XtendWeb upgrade

  • May 20, 2018 by Anoop Alias

Greetings,

We are happy to announce the availability of XtendWeb 4.5.11 and Nginx 1.13.12 on the yum channel

To upgrade

##

yum --enablerepo=ndeploy upgrade nDeploy nginx-nDeploy*

/opt/nDeploy/scripts/attempt_autofix.sh

nginx -t 

 # if all OK

service nginx restart

##

The major changes apart from various improvements and version upgrade in upstream nginx and modules are

1. Support for branding 

XtendWeb is now 100% white-label plugin and you can brand the plugin to your liking boosting your brand visibility and customer satisfaction

To setup branding, you will need to copy a 48x48px icon for your plugin to /opt/nDeploy/nDeploy_cp/ and /opt/nDeploy/nDeploy_whm/ folder

cp -p mybrandicon.png /opt/nDeploy/nDeploy_cp/

cp -p mybrandicon.png /opt/nDeploy/nDeploy_whm/

cp -p /opt/nDeploy/conf/branding.yaml.sample /opt/nDeploy/conf/branding.yaml

Edit the file /opt/nDeploy/conf/branding.yaml in your favourite text editor

/opt/nDeploy/scripts/setup_brand.sh

You can change the plugin name (brand:) visible in WHM and cPanel, The footer link (brand_footer:) visible in cPanel plugin, the icon visible in cPanel and WHM ( brand_logo:), and the plugin group visible in cPanel ( brand_group:)

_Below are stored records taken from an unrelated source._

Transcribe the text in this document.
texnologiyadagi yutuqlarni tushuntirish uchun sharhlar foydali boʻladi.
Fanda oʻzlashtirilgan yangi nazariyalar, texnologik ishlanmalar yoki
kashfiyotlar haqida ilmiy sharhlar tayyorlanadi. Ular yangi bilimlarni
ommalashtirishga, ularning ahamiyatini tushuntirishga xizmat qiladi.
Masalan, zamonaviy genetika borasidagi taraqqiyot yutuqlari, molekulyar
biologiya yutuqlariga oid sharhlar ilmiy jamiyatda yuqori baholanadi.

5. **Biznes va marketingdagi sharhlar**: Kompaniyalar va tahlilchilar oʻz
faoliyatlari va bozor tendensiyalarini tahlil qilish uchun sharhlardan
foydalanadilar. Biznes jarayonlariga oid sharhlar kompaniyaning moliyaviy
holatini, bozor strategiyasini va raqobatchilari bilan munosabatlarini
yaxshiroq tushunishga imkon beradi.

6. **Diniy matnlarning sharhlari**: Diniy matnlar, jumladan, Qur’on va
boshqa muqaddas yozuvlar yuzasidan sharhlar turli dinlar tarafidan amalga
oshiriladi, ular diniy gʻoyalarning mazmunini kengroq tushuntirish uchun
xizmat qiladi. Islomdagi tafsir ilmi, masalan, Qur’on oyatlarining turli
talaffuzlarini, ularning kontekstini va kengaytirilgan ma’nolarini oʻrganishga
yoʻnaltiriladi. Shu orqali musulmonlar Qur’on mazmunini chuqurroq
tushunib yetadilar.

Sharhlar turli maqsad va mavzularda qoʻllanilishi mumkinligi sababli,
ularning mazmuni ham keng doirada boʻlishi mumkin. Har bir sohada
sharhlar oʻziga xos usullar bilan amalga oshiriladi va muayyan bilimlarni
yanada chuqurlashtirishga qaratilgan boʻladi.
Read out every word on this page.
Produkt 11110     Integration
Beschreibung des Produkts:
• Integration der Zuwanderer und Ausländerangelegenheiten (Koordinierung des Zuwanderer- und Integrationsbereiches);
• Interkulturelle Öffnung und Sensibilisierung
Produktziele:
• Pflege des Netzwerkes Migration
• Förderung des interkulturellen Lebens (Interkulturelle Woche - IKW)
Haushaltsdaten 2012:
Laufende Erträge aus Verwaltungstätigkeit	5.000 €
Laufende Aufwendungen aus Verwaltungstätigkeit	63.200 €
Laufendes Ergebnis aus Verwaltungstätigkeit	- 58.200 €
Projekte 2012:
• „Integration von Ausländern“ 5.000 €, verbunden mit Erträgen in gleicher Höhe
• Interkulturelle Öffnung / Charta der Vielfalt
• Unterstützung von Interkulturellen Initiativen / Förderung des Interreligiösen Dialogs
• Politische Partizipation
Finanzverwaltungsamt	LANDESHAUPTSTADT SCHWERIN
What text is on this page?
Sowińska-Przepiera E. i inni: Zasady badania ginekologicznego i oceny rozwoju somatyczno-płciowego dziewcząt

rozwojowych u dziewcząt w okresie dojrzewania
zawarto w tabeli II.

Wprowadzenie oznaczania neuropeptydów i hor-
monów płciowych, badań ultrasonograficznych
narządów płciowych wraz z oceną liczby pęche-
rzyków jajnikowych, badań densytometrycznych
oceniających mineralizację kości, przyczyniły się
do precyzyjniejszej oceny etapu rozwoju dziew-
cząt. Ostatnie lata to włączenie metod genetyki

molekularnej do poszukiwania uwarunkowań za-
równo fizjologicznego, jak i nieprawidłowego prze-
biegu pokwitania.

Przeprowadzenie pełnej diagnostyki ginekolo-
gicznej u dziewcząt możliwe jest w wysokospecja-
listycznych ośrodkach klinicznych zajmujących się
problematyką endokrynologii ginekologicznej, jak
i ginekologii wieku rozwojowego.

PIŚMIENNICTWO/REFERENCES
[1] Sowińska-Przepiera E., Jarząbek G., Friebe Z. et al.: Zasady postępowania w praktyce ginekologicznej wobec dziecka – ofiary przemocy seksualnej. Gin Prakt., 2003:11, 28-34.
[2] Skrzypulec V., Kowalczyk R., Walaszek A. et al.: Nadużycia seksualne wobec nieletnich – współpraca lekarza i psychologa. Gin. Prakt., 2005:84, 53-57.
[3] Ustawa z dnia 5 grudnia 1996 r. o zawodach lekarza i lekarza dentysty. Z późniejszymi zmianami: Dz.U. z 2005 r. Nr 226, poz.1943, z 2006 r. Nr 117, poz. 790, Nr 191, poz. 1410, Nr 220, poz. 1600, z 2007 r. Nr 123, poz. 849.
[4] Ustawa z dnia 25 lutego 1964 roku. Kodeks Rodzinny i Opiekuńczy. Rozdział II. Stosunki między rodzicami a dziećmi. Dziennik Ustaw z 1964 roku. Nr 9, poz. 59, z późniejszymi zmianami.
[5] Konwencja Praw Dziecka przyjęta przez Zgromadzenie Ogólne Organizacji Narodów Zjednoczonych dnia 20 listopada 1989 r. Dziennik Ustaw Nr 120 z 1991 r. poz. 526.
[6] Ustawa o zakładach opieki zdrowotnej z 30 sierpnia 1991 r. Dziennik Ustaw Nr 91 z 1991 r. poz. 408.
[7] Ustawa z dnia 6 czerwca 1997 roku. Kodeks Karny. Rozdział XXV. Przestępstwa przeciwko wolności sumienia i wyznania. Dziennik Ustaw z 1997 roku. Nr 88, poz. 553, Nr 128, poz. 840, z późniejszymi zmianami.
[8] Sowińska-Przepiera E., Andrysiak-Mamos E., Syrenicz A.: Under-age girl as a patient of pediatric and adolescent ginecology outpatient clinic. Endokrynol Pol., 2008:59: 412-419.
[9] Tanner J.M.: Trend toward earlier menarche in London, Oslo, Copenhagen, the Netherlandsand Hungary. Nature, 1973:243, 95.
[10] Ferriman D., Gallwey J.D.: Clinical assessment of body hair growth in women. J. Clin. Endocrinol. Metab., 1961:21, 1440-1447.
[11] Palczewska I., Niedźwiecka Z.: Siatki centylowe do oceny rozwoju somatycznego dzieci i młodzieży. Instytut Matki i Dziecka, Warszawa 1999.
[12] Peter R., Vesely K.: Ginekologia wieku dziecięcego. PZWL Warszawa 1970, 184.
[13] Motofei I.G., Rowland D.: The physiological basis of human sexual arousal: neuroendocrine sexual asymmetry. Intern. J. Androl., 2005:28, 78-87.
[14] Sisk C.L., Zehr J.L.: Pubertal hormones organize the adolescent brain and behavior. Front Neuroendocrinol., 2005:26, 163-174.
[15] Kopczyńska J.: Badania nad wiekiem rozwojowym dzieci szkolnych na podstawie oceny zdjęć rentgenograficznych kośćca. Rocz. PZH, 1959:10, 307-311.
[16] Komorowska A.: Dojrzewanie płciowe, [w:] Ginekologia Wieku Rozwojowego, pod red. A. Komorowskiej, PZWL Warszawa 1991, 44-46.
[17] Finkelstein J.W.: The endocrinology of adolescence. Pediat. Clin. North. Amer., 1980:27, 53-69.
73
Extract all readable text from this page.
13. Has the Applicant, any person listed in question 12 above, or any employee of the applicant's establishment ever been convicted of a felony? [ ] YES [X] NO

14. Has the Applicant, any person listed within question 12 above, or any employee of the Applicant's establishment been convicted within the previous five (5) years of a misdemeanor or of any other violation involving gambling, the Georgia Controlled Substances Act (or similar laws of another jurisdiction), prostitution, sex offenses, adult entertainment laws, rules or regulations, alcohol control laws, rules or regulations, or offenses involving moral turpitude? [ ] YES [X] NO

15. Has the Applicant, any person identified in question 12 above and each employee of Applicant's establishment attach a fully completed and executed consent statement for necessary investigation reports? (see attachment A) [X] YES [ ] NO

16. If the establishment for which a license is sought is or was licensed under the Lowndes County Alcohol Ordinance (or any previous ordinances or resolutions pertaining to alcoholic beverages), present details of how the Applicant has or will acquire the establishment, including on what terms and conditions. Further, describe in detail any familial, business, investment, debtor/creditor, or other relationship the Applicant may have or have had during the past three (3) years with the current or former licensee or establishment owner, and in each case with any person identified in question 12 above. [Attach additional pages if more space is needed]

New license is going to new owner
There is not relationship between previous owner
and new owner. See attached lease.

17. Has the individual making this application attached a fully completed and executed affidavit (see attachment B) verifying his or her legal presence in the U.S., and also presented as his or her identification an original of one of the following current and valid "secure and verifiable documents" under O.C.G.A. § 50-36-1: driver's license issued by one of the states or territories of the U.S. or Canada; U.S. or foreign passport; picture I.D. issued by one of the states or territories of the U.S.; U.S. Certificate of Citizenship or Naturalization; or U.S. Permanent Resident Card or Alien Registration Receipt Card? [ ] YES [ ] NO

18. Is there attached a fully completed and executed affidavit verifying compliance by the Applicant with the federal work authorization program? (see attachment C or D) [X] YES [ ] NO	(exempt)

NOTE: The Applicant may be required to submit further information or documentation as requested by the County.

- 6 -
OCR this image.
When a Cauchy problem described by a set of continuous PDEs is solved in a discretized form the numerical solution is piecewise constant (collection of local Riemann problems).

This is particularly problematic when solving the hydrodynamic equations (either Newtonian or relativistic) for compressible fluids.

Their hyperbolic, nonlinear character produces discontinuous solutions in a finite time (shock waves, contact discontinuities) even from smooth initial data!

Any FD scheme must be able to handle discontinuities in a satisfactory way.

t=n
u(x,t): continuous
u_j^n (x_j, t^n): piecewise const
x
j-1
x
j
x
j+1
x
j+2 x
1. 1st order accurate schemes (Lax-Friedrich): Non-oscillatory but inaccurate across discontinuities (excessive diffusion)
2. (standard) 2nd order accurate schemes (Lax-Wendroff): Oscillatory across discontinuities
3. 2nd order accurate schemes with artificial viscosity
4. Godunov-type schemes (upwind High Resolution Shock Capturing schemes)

If any of the above keys are removed from the branding.yaml file, the default value is taken

Setting up the branding.yaml is a one time process and the file and your branding are retained in future plugin upgrade as well.


2. Integration of Brute force mitigation template (the default) with CSF firewall. repeated brute force attempts will now get  TEMP_BLOCK ed in CSF

You can see the IP's blocked in /var/log/lfd.log 

May 20 11:32:32 XXXX lfd[30676]: (xtendweb) xtendweb blocked brute force attack from y.y.y.y  (CN/China/-): 3 in the last 3600 secs - *Blocked in csf* for 300 secs [LF_CUSTOMTRIGGER]

XtendWeb installer will automatically detect CSF if installed and set up the custom trigger 

NOTE: if there are false positives or if a user do not wish to avail this feature, they can easily switch the PROXY template from "Proxy+Brute mitigate" to " Proxy to httpd" and this will stop the LFD custom trigger from being activated for the domain

*************************************************

NB:: for customers who have a self-managed cluster - We are working on some more improvements to the system including documentation - so an upgrade is not recommended at this moment.  A separate notification will be generated in future when you can upgrade the cluster. 

***************************************************


Thank you and Have a great day ahead.